The Center Cannot Hold: The Cat-Earred Child (Flash Fiction)

Sorry for the late post!  This isn't necessarily Halloween themed, but it is a #Crux bit of #FlashFiction.  Intended to be a tad... tragic?  Horrific?  IDK on that.  Felt good to write though, even if it has a dark end to it.  

A letter to Othebea from Dr. Lyam Kyringer, whose journey to the Irons ends badly for him.  Hope you enjoy it!  Very short, but if you like it, please share and let me know what you think!  Always glad for more input! :D


Letters To Othebea: The Cat-Earred Child


My Dearest Angela,

By the time this letter reaches you, I will have long been dead.  My handwriting may differ from what you are used to, as a companion of mine is writing this for you.  I'm sorry, my love.  Things have broken and it's all my fault for not seeing it happen.

I had wandered far from the grand bazaar.  The air grew more acrid and foul.  I guessed it to be the Rag Coast, near where the hellish factories of the Irons poison the city.  The darkness, even in daylight, of the city of curses clung to every surface.

I should've gone back to the Skullmount.  Anything but what happened next.

"Ompf."

I nearly tripped over into the brick and cobble underneath me.  Someone had stumbled into me from the fog.  Her body caught my leg and we fell into a pile admit the smoke.

"Hey! Watch it!"  The tiefling girl spat at me.  She crawled away from me, her skin a ash-purple.  She had no horns, but a pair of feline ears.  Her blue hair clashed with the earthy rag she worn.  The child couldn't be more than eight or nine.  Her long tail looked like a cat's tail.  Bruises.  Her face looked like it had been beaten.

"Are you okay?"  I asked her, disentangling myself from her.

"Mind yer own drek."  She said.  When she tried to move away, though, she winced.  She limped.  One of her legs slid behind her.

I offered her a hand up.  She ignored it, continuing her own pained way away from me.  I breathed a quick prayer to the Summer Rose.  My hands warmed and I touched her leg.

"Hey!"  She tried to wheel on me.  Light glowed as the spell healed the wound.  She looked down in confusion.

"I'm Doctor Lyam Kyringer.  Can I help you child?"  I asked.

She scrunched her nose at me.  "Thanks for the spell."

"Can I help you?"  I asked again.

"No..."  She shook her head.  "I've got to go."

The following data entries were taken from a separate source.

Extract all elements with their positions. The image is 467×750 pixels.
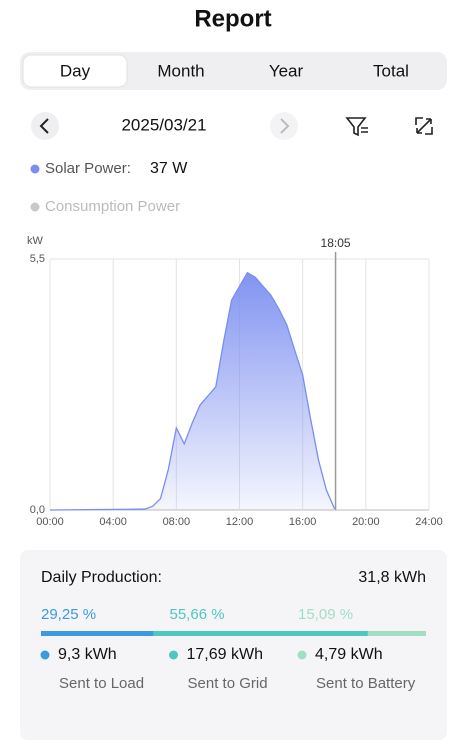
- filter-icon: [345, 117, 367, 137]
- tab[interactable]: Day: [60, 61, 91, 80]
- x-tick-label: 12:00: [226, 516, 254, 528]
- item-energy: 9,3 kWh: [58, 646, 117, 663]
- item-label: Sent to Battery: [316, 675, 416, 692]
- expand-icon: [415, 117, 433, 135]
- x-tick-label: 00:00: [36, 516, 64, 528]
- item-dot: [40, 650, 50, 660]
- production-card: [20, 550, 447, 740]
- item-dot: [169, 650, 178, 660]
- legend-value: 37 W: [150, 160, 188, 177]
- item-label: Sent to Grid: [187, 675, 268, 692]
- date-label: 2025/03/21: [121, 115, 206, 134]
- percent-label: 15,09 %: [298, 606, 353, 623]
- prev-icon: [39, 118, 49, 134]
- percent-label: 29,25 %: [41, 606, 96, 623]
- y-tick-label: 5,5: [30, 253, 45, 265]
- production-title: Daily Production:: [41, 569, 162, 586]
- filter-icon-lines: [361, 127, 368, 133]
- progress-segment: [153, 631, 368, 636]
- item-label: Sent to Load: [59, 675, 145, 692]
- item-energy: 17,69 kWh: [187, 646, 263, 663]
- tab[interactable]: Month: [157, 61, 204, 80]
- legend-label[interactable]: Solar Power:: [45, 160, 131, 177]
- cursor-label: 18:05: [321, 236, 351, 250]
- x-tick-label: 20:00: [352, 516, 380, 528]
- x-tick-label: 16:00: [289, 516, 317, 528]
- item-label-box: Sent to Grid: [187, 675, 268, 692]
- expand-button[interactable]: [415, 117, 433, 135]
- tab[interactable]: Total: [373, 61, 409, 80]
- x-tick-label: 08:00: [163, 516, 191, 528]
- production-total: 31,8 kWh: [358, 569, 426, 586]
- page-title: Report: [194, 5, 271, 32]
- item-label-box: Sent to Battery: [316, 675, 416, 692]
- tab[interactable]: Year: [269, 61, 304, 80]
- area-line: [49, 271, 336, 511]
- prev-day-button[interactable]: [31, 112, 59, 140]
- next-icon: [280, 118, 290, 134]
- area-fill: [50, 272, 336, 510]
- x-tick-label: 24:00: [415, 516, 443, 528]
- percent-label: 55,66 %: [170, 606, 225, 623]
- tab-selected: [22, 54, 128, 88]
- progress-segment: [41, 631, 154, 636]
- item-label-box: Sent to Load: [59, 675, 145, 692]
- filter-button[interactable]: [345, 117, 368, 137]
- legend-dot: [30, 202, 40, 212]
- y-axis-label: kW: [27, 235, 44, 247]
- item-dot: [297, 650, 307, 660]
- legend-dot: [30, 164, 40, 174]
- y-tick-label: 0,0: [30, 504, 45, 516]
- legend-label[interactable]: Consumption Power: [45, 198, 180, 215]
- next-day-button[interactable]: [270, 112, 298, 140]
- item-energy: 4,79 kWh: [315, 646, 383, 663]
- x-tick-label: 04:00: [99, 516, 127, 528]
- progress-segment: [367, 631, 426, 636]
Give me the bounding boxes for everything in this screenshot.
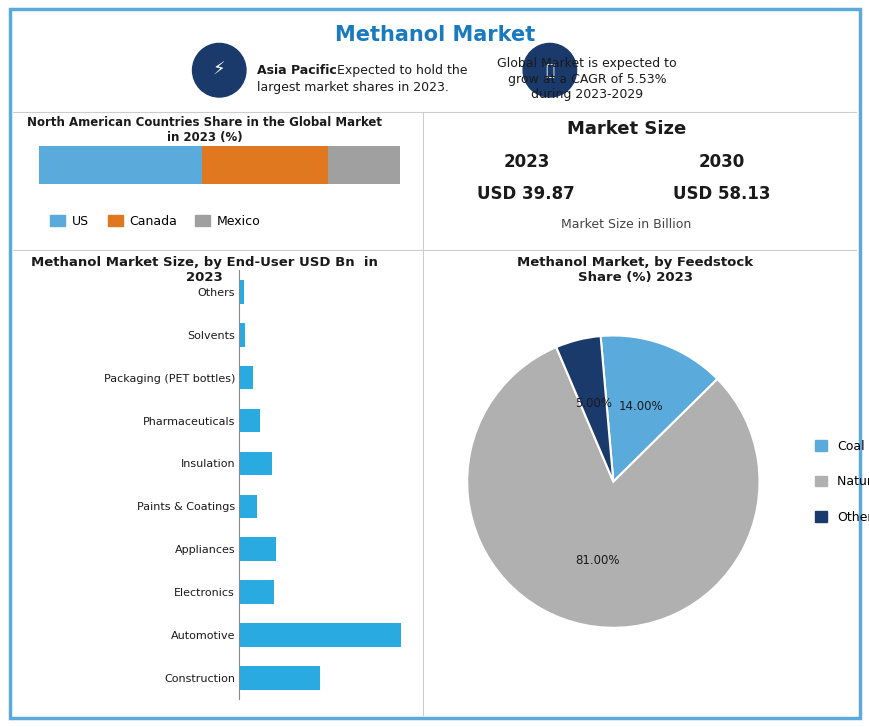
Bar xyxy=(239,623,401,647)
Bar xyxy=(239,366,253,390)
Bar xyxy=(239,323,245,347)
Text: during 2023-2029: during 2023-2029 xyxy=(531,88,642,101)
Wedge shape xyxy=(600,335,717,481)
Text: 81.00%: 81.00% xyxy=(574,554,620,567)
Legend: US, Canada, Mexico: US, Canada, Mexico xyxy=(45,210,265,233)
Text: Methanol Market Size, by End-User USD Bn  in
2023: Methanol Market Size, by End-User USD Bn… xyxy=(31,256,377,284)
Bar xyxy=(239,537,275,561)
Text: 2023: 2023 xyxy=(502,153,549,171)
Text: North American Countries Share in the Global Market
in 2023 (%): North American Countries Share in the Gl… xyxy=(27,116,381,145)
Text: Methanol Market, by Feedstock
Share (%) 2023: Methanol Market, by Feedstock Share (%) … xyxy=(516,256,753,284)
Circle shape xyxy=(522,44,576,97)
Text: Expected to hold the: Expected to hold the xyxy=(333,64,468,77)
Bar xyxy=(202,146,328,185)
Text: largest market shares in 2023.: largest market shares in 2023. xyxy=(256,81,448,94)
Text: Global Market is expected to: Global Market is expected to xyxy=(497,57,676,71)
Circle shape xyxy=(192,44,246,97)
Bar xyxy=(239,580,274,604)
Text: Methanol Market: Methanol Market xyxy=(335,25,534,46)
Bar xyxy=(239,494,256,518)
Bar xyxy=(239,451,271,475)
Text: 2030: 2030 xyxy=(698,153,745,171)
Legend: Coal, Natural Gas, Others: Coal, Natural Gas, Others xyxy=(809,435,869,529)
Bar xyxy=(39,146,202,185)
Text: Market Size in Billion: Market Size in Billion xyxy=(561,218,691,231)
Bar xyxy=(328,146,400,185)
Bar xyxy=(239,666,320,690)
Text: grow at a CAGR of 5.53%: grow at a CAGR of 5.53% xyxy=(507,73,666,86)
Wedge shape xyxy=(555,336,613,481)
Text: Market Size: Market Size xyxy=(566,120,686,138)
Text: Asia Pacific: Asia Pacific xyxy=(256,64,336,77)
Text: USD 58.13: USD 58.13 xyxy=(673,185,770,204)
Bar xyxy=(239,409,260,433)
Text: 14.00%: 14.00% xyxy=(618,400,663,413)
Text: ⚡: ⚡ xyxy=(213,61,225,79)
Wedge shape xyxy=(467,347,759,628)
Text: 5.00%: 5.00% xyxy=(574,397,612,410)
Text: USD 39.87: USD 39.87 xyxy=(477,185,574,204)
Text: 🔥: 🔥 xyxy=(545,63,554,78)
Bar xyxy=(239,280,243,304)
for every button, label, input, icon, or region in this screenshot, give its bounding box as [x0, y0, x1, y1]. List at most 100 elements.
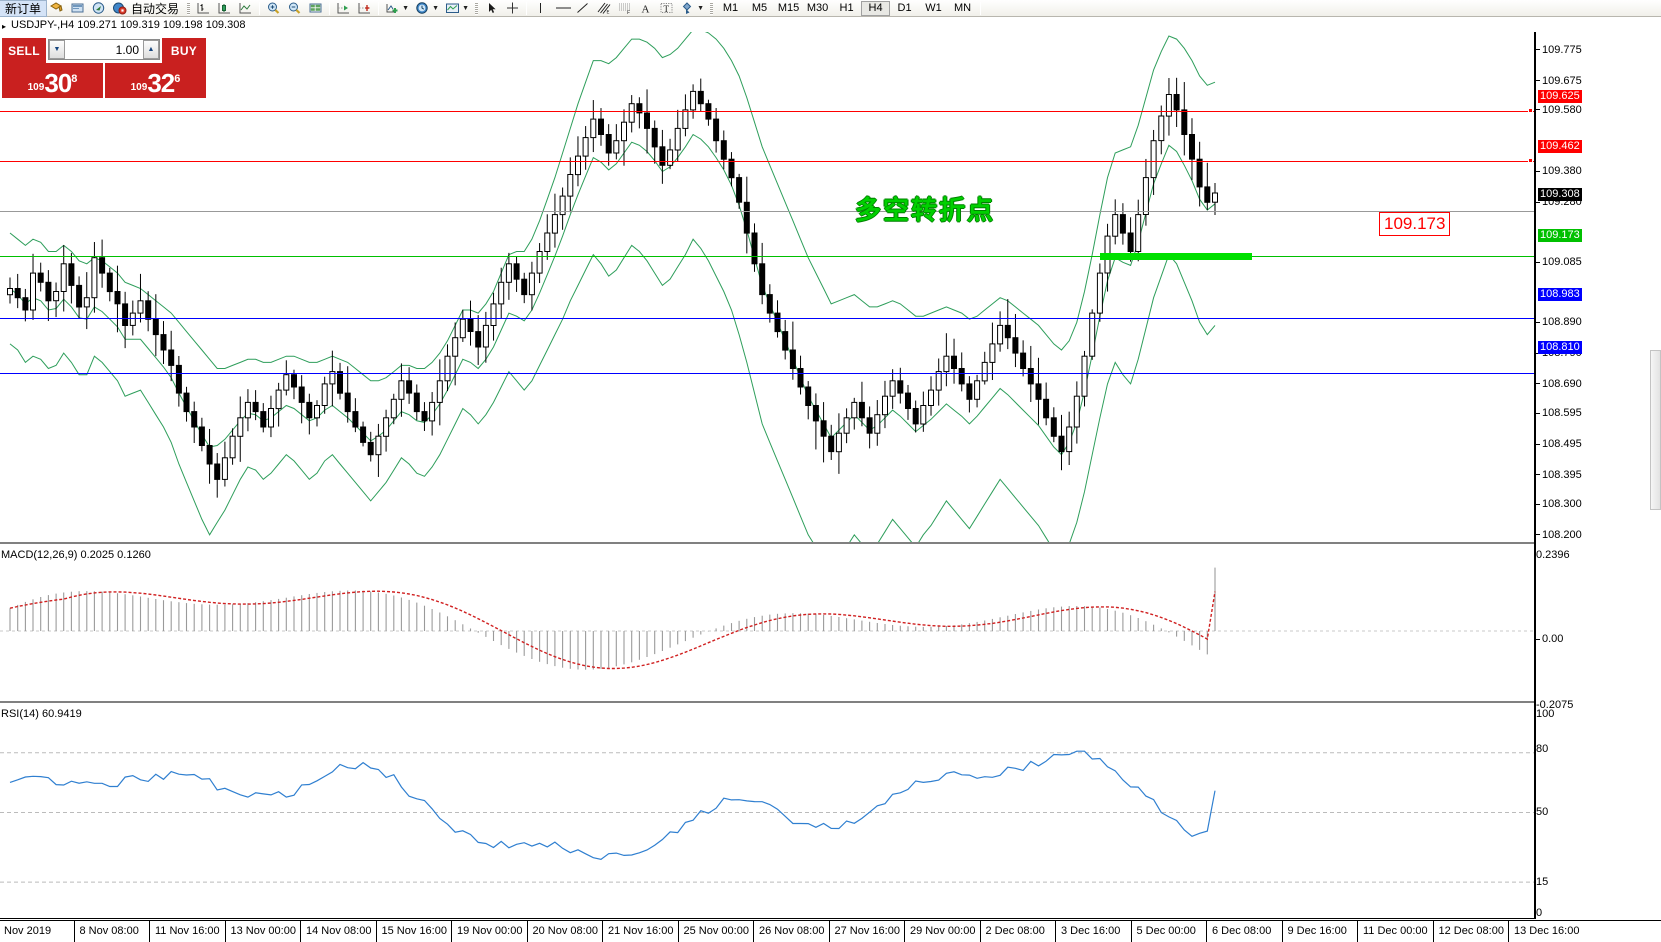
svg-text:T: T [664, 4, 670, 14]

"How did you get those injuries?"  I asked her.

"Life in the Irons."  She quipped.  She then disappeared into a nearby bank of smoke.

I followed.  I shouldn't have.  I should have turned around.  I went into the Irons.  I followed the tiefling child.  My faith and my heart told me I needed to find out why.  Why this girl had been hurt.

A harrowing journey followed me.  The Irons is more hellscape than anything else.  The air choked me.  I covered my face.  But I followed her.  I kept looking for the tiefling girl.

I did find her outside a factory.  A dark-skinned thing towered over her.  It angrily beat at her.  The horned, needle-toothed creature belittled her.  I shook my head and stepped up to the Devil.  It had to be a Devil.

This city, where they call monsters and infernal things to serve.  Armed with my faith, I interposed myself between the child and the towering devil.

"Leave the child be."  I told it.  "Lest you-"

The devil grabbed me by the throat.  "You think she needed your help?  Ye be a sweet treat she gave me, thickheaded lot."

Needles clicked.  Purple saliva dribbled down his chin as my windpipe snapped.  My vision blurred.

In my last moment, I heard the Devil and the Tiefling Child giggle at my death throes.